131123_3_convert_20131126003004.png 個人的な見解・意見と断りつつ、この半世紀で日本人の食生活が大きく変化したこと(外部化・簡便化、米消費の半減と畜産物・油脂の消費急増)が、栄養バランスの崩れ、食料自給率の低下のみならず、地球環境への負荷も増大させている状況を説明。
 そして、地産地消は輸送に伴う環境負荷削減のためにも有効であり、大根を素材にフード・マイレージ等の計算例を紹介し、後半はグループワークを実施しました。
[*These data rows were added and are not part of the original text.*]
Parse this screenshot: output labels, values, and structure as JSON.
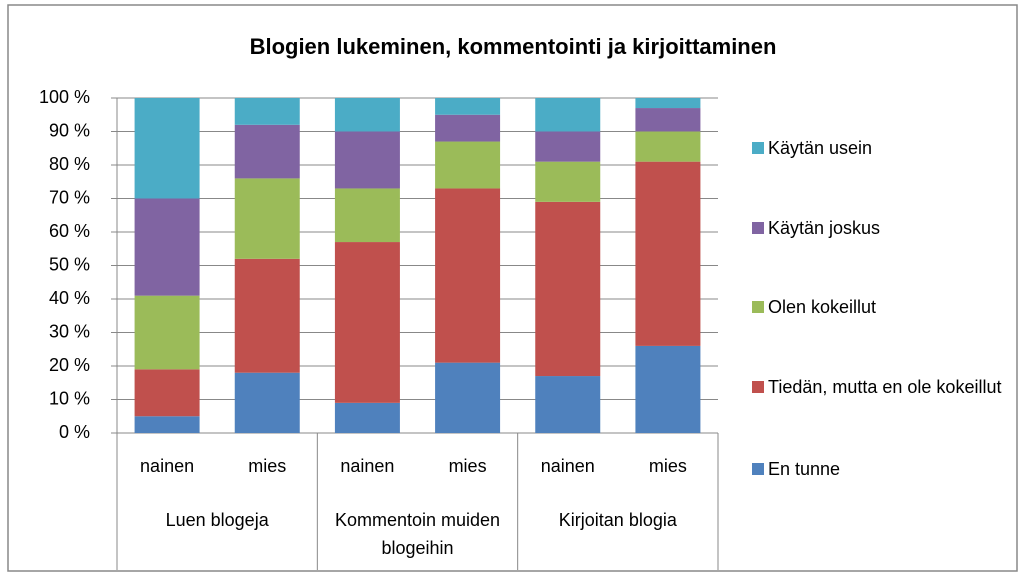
{
  "chart_data": {
    "type": "stacked_bar",
    "title": "Blogien lukeminen, kommentointi ja kirjoittaminen",
    "groups": [
      {
        "name": "Luen blogeja",
        "categories": [
          "nainen",
          "mies"
        ]
      },
      {
        "name": "Kommentoin muiden blogeihin",
        "categories": [
          "nainen",
          "mies"
        ]
      },
      {
        "name": "Kirjoitan blogia",
        "categories": [
          "nainen",
          "mies"
        ]
      }
    ],
    "series": [
      {
        "name": "En tunne",
        "color": "#4f81bd",
        "values": [
          5,
          18,
          9,
          21,
          17,
          26
        ]
      },
      {
        "name": "Tiedän, mutta en ole kokeillut",
        "color": "#c0504d",
        "values": [
          14,
          34,
          48,
          52,
          52,
          55
        ]
      },
      {
        "name": "Olen kokeillut",
        "color": "#9bbb59",
        "values": [
          22,
          24,
          16,
          14,
          12,
          9
        ]
      },
      {
        "name": "Käytän joskus",
        "color": "#8064a2",
        "values": [
          29,
          16,
          17,
          8,
          9,
          7
        ]
      },
      {
        "name": "Käytän usein",
        "color": "#4bacc6",
        "values": [
          30,
          8,
          10,
          5,
          10,
          3
        ]
      }
    ],
    "ylim": [
      0,
      100
    ],
    "yticks": [
      {
        "value": 0,
        "label": "0 %"
      },
      {
        "value": 10,
        "label": "10 %"
      },
      {
        "value": 20,
        "label": "20 %"
      },
      {
        "value": 30,
        "label": "30 %"
      },
      {
        "value": 40,
        "label": "40 %"
      },
      {
        "value": 50,
        "label": "50 %"
      },
      {
        "value": 60,
        "label": "60 %"
      },
      {
        "value": 70,
        "label": "70 %"
      },
      {
        "value": 80,
        "label": "80 %"
      },
      {
        "value": 90,
        "label": "90 %"
      },
      {
        "value": 100,
        "label": "100 %"
      }
    ],
    "grid": true,
    "legend": "right"
  }
}
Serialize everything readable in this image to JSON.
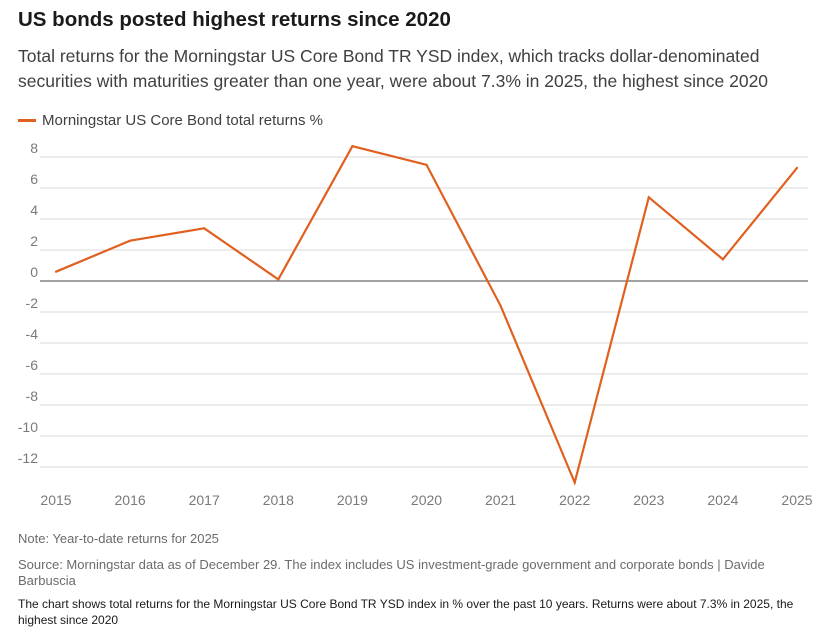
{
  "header": {
    "title": "US bonds posted highest returns since 2020",
    "subtitle": "Total returns for the Morningstar US Core Bond TR YSD index, which tracks dollar-denominated securities with maturities greater than one year, were about 7.3% in 2025, the highest since 2020"
  },
  "legend": {
    "label": "Morningstar US Core Bond total returns %"
  },
  "footer": {
    "note": "Note: Year-to-date returns for 2025",
    "source": "Source: Morningstar data as of December 29. The index includes US investment-grade government and corporate bonds | Davide Barbuscia",
    "description": "The chart shows total returns for the Morningstar US Core Bond TR YSD index in % over the past 10 years. Returns were about 7.3% in 2025, the highest since 2020"
  },
  "colors": {
    "series": "#e0601f",
    "grid": "#d9d9d9",
    "zero_line": "#6b6b6b",
    "tick_text": "#7a7a7a"
  },
  "chart_data": {
    "type": "line",
    "title": "US bonds posted highest returns since 2020",
    "xlabel": "",
    "ylabel": "",
    "categories": [
      "2015",
      "2016",
      "2017",
      "2018",
      "2019",
      "2020",
      "2021",
      "2022",
      "2023",
      "2024",
      "2025"
    ],
    "series": [
      {
        "name": "Morningstar US Core Bond total returns %",
        "values": [
          0.6,
          2.6,
          3.4,
          0.1,
          8.7,
          7.5,
          -1.6,
          -13.0,
          5.4,
          1.4,
          7.3
        ]
      }
    ],
    "yticks": [
      8,
      6,
      4,
      2,
      0,
      -2,
      -4,
      -6,
      -8,
      -10,
      -12
    ],
    "ytick_labels": [
      "8",
      "6",
      "4",
      "2",
      "0",
      "-2",
      "-4",
      "-6",
      "-8",
      "-10",
      "-12"
    ],
    "ylim": [
      -13,
      9
    ],
    "grid": true,
    "legend": "top-left"
  }
}
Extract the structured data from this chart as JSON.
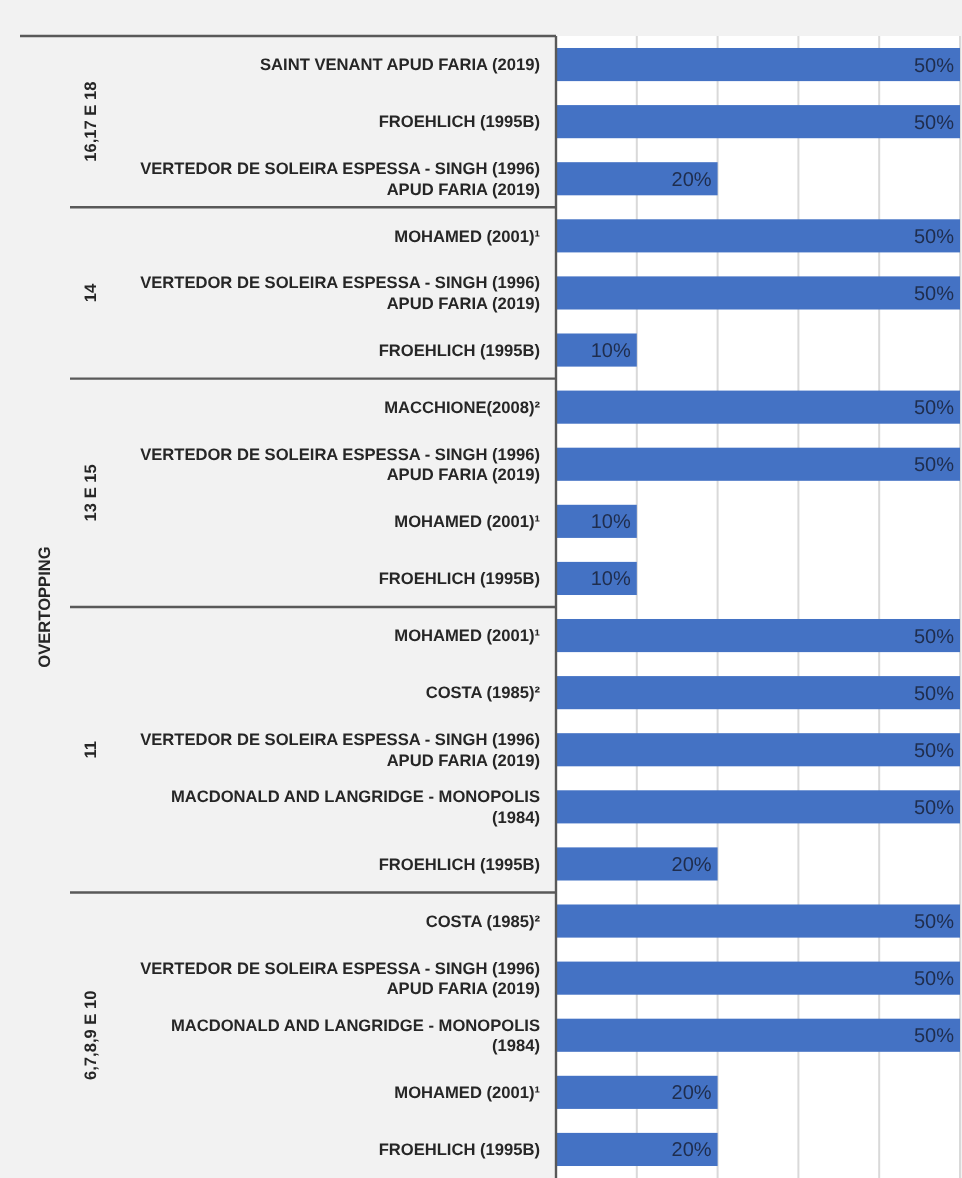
{
  "chart_data": {
    "type": "bar",
    "orientation": "horizontal",
    "categories": [
      "SAINT VENANT APUD FARIA (2019)",
      "FROEHLICH (1995B)",
      "VERTEDOR DE SOLEIRA ESPESSA - SINGH (1996) APUD FARIA (2019)",
      "MOHAMED (2001)¹",
      "VERTEDOR DE SOLEIRA ESPESSA - SINGH (1996) APUD FARIA (2019)",
      "FROEHLICH (1995B)",
      "MACCHIONE(2008)²",
      "VERTEDOR DE SOLEIRA ESPESSA - SINGH (1996) APUD FARIA (2019)",
      "MOHAMED (2001)¹",
      "FROEHLICH (1995B)",
      "MOHAMED (2001)¹",
      "COSTA (1985)²",
      "VERTEDOR DE SOLEIRA ESPESSA - SINGH (1996) APUD FARIA (2019)",
      "MACDONALD AND LANGRIDGE - MONOPOLIS (1984)",
      "FROEHLICH (1995B)",
      "COSTA (1985)²",
      "VERTEDOR DE SOLEIRA ESPESSA - SINGH (1996) APUD FARIA (2019)",
      "MACDONALD AND LANGRIDGE - MONOPOLIS (1984)",
      "MOHAMED (2001)¹",
      "FROEHLICH (1995B)"
    ],
    "values": [
      50,
      50,
      20,
      50,
      50,
      10,
      50,
      50,
      10,
      10,
      50,
      50,
      50,
      50,
      20,
      50,
      50,
      50,
      20,
      20
    ],
    "value_labels": [
      "50%",
      "50%",
      "20%",
      "50%",
      "50%",
      "10%",
      "50%",
      "50%",
      "10%",
      "10%",
      "50%",
      "50%",
      "50%",
      "50%",
      "20%",
      "50%",
      "50%",
      "50%",
      "20%",
      "20%"
    ],
    "color": "#4472c4",
    "xlim": [
      0,
      50
    ],
    "xticks": [
      {
        "value": 0,
        "label": null
      },
      {
        "value": 10,
        "label": null
      },
      {
        "value": 20,
        "label": null
      },
      {
        "value": 30,
        "label": null
      },
      {
        "value": 40,
        "label": null
      },
      {
        "value": 50,
        "label": null
      }
    ],
    "tick_labels": "y",
    "grid": "x",
    "annotations": [
      "OVERTOPPING",
      "16,17 E 18",
      "14",
      "13 E 15",
      "11",
      "6,7,8,9 E 10"
    ]
  }
}
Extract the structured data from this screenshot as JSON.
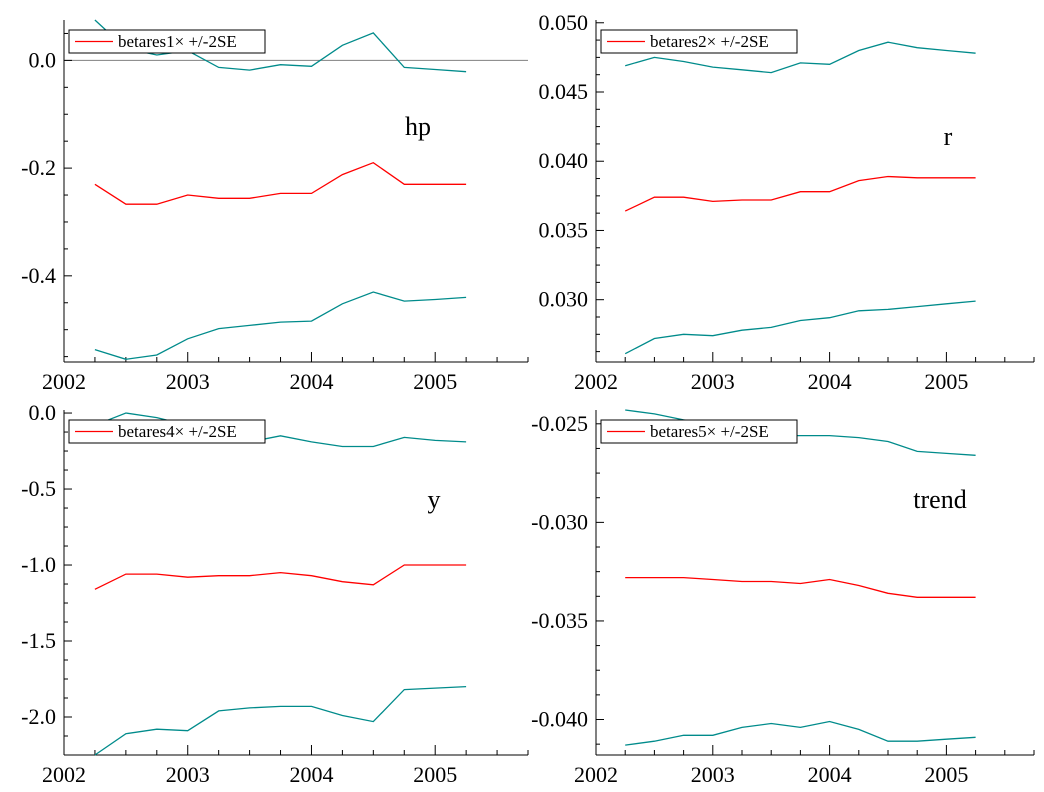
{
  "colors": {
    "estimate": "#ff0000",
    "band": "#008b8b",
    "axis": "#000000",
    "zero_line": "#808080"
  },
  "chart_data": [
    {
      "type": "line",
      "title": "hp",
      "legend": {
        "label": "betares1× +/-2SE",
        "placement": "top-left"
      },
      "xlim": [
        2002.0,
        2005.75
      ],
      "ylim": [
        -0.56,
        0.075
      ],
      "xticks": [
        2002,
        2003,
        2004,
        2005
      ],
      "yticks": [
        0.0,
        -0.2,
        -0.4
      ],
      "ytick_labels": [
        "0.0",
        "-0.2",
        "-0.4"
      ],
      "zero_line": true,
      "x": [
        2002.25,
        2002.5,
        2002.75,
        2003.0,
        2003.25,
        2003.5,
        2003.75,
        2004.0,
        2004.25,
        2004.5,
        2004.75,
        2005.0,
        2005.25
      ],
      "series": [
        {
          "role": "upper",
          "values": [
            0.075,
            0.022,
            0.01,
            0.018,
            -0.013,
            -0.018,
            -0.008,
            -0.011,
            0.028,
            0.051,
            -0.013,
            -0.017,
            -0.021
          ]
        },
        {
          "role": "estimate",
          "values": [
            -0.23,
            -0.267,
            -0.267,
            -0.25,
            -0.256,
            -0.256,
            -0.247,
            -0.247,
            -0.212,
            -0.19,
            -0.23,
            -0.23,
            -0.23
          ]
        },
        {
          "role": "lower",
          "values": [
            -0.537,
            -0.555,
            -0.547,
            -0.517,
            -0.498,
            -0.492,
            -0.486,
            -0.484,
            -0.452,
            -0.43,
            -0.447,
            -0.444,
            -0.44
          ]
        }
      ]
    },
    {
      "type": "line",
      "title": "r",
      "legend": {
        "label": "betares2× +/-2SE",
        "placement": "top-left"
      },
      "xlim": [
        2002.0,
        2005.75
      ],
      "ylim": [
        0.0255,
        0.0502
      ],
      "xticks": [
        2002,
        2003,
        2004,
        2005
      ],
      "yticks": [
        0.05,
        0.045,
        0.04,
        0.035,
        0.03
      ],
      "ytick_labels": [
        "0.050",
        "0.045",
        "0.040",
        "0.035",
        "0.030"
      ],
      "zero_line": false,
      "x": [
        2002.25,
        2002.5,
        2002.75,
        2003.0,
        2003.25,
        2003.5,
        2003.75,
        2004.0,
        2004.25,
        2004.5,
        2004.75,
        2005.0,
        2005.25
      ],
      "series": [
        {
          "role": "upper",
          "values": [
            0.0469,
            0.0475,
            0.0472,
            0.0468,
            0.0466,
            0.0464,
            0.0471,
            0.047,
            0.048,
            0.0486,
            0.0482,
            0.048,
            0.0478
          ]
        },
        {
          "role": "estimate",
          "values": [
            0.0364,
            0.0374,
            0.0374,
            0.0371,
            0.0372,
            0.0372,
            0.0378,
            0.0378,
            0.0386,
            0.0389,
            0.0388,
            0.0388,
            0.0388
          ]
        },
        {
          "role": "lower",
          "values": [
            0.0261,
            0.0272,
            0.0275,
            0.0274,
            0.0278,
            0.028,
            0.0285,
            0.0287,
            0.0292,
            0.0293,
            0.0295,
            0.0297,
            0.0299
          ]
        }
      ]
    },
    {
      "type": "line",
      "title": "y",
      "legend": {
        "label": "betares4× +/-2SE",
        "placement": "top-left"
      },
      "xlim": [
        2002.0,
        2005.75
      ],
      "ylim": [
        -2.25,
        0.02
      ],
      "xticks": [
        2002,
        2003,
        2004,
        2005
      ],
      "yticks": [
        0.0,
        -0.5,
        -1.0,
        -1.5,
        -2.0
      ],
      "ytick_labels": [
        "0.0",
        "-0.5",
        "-1.0",
        "-1.5",
        "-2.0"
      ],
      "zero_line": false,
      "x": [
        2002.25,
        2002.5,
        2002.75,
        2003.0,
        2003.25,
        2003.5,
        2003.75,
        2004.0,
        2004.25,
        2004.5,
        2004.75,
        2005.0,
        2005.25
      ],
      "series": [
        {
          "role": "upper",
          "values": [
            -0.08,
            0.0,
            -0.03,
            -0.08,
            -0.17,
            -0.19,
            -0.15,
            -0.19,
            -0.22,
            -0.22,
            -0.16,
            -0.18,
            -0.19
          ]
        },
        {
          "role": "estimate",
          "values": [
            -1.16,
            -1.06,
            -1.06,
            -1.08,
            -1.07,
            -1.07,
            -1.05,
            -1.07,
            -1.11,
            -1.13,
            -1.0,
            -1.0,
            -1.0
          ]
        },
        {
          "role": "lower",
          "values": [
            -2.25,
            -2.11,
            -2.08,
            -2.09,
            -1.96,
            -1.94,
            -1.93,
            -1.93,
            -1.99,
            -2.03,
            -1.82,
            -1.81,
            -1.8
          ]
        }
      ]
    },
    {
      "type": "line",
      "title": "trend",
      "legend": {
        "label": "betares5× +/-2SE",
        "placement": "top-left"
      },
      "xlim": [
        2002.0,
        2005.75
      ],
      "ylim": [
        -0.0418,
        -0.0243
      ],
      "xticks": [
        2002,
        2003,
        2004,
        2005
      ],
      "yticks": [
        -0.025,
        -0.03,
        -0.035,
        -0.04
      ],
      "ytick_labels": [
        "-0.025",
        "-0.030",
        "-0.035",
        "-0.040"
      ],
      "zero_line": false,
      "x": [
        2002.25,
        2002.5,
        2002.75,
        2003.0,
        2003.25,
        2003.5,
        2003.75,
        2004.0,
        2004.25,
        2004.5,
        2004.75,
        2005.0,
        2005.25
      ],
      "series": [
        {
          "role": "upper",
          "values": [
            -0.0243,
            -0.0245,
            -0.0248,
            -0.025,
            -0.0253,
            -0.0256,
            -0.0256,
            -0.0256,
            -0.0257,
            -0.0259,
            -0.0264,
            -0.0265,
            -0.0266
          ]
        },
        {
          "role": "estimate",
          "values": [
            -0.0328,
            -0.0328,
            -0.0328,
            -0.0329,
            -0.033,
            -0.033,
            -0.0331,
            -0.0329,
            -0.0332,
            -0.0336,
            -0.0338,
            -0.0338,
            -0.0338
          ]
        },
        {
          "role": "lower",
          "values": [
            -0.0413,
            -0.0411,
            -0.0408,
            -0.0408,
            -0.0404,
            -0.0402,
            -0.0404,
            -0.0401,
            -0.0405,
            -0.0411,
            -0.0411,
            -0.041,
            -0.0409
          ]
        }
      ]
    }
  ]
}
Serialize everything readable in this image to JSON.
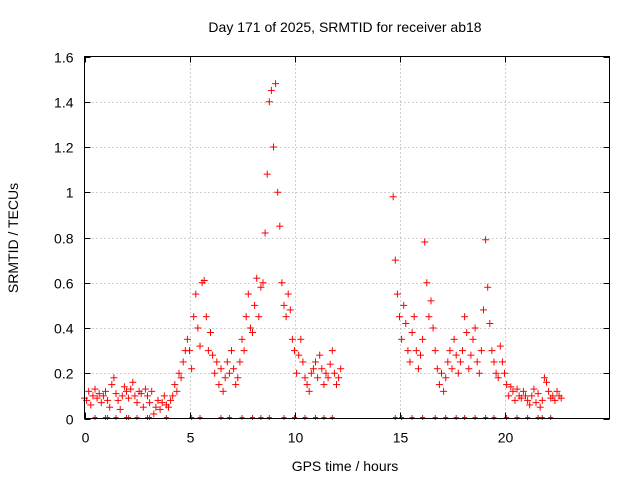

 4~5名ずつで5グループに分かれてもらい、食材カードを使って晩ご飯の献立を考え、フード・マイレージと輸送に伴う二酸化炭素排出量等を計算することを通じて、望ましい食生活のあり方、自分が何をできるかを話し合ってもらおうという趣旨です。
 20分程度の予定が、計算と熱心な話し合いが終わらず30分に延長。
 それでも収まり切りませんでしたが時間の都合で打ち切り、各グループの代表者から発表。
 さすが、意欲と熱意のある方ばかりです。
 2パターンの献立について計算した上で、和食を選ぶことがフード・マイレージの縮小と同時に栄養バランス面でも望ましいものとなることが理解できた、距離だけではなく輸送手段によって二酸化炭素排出量は大きく異なることに驚いた、地産地消だけではなく旬の食材を選ぶことも重要ではないか、等の発表がありました。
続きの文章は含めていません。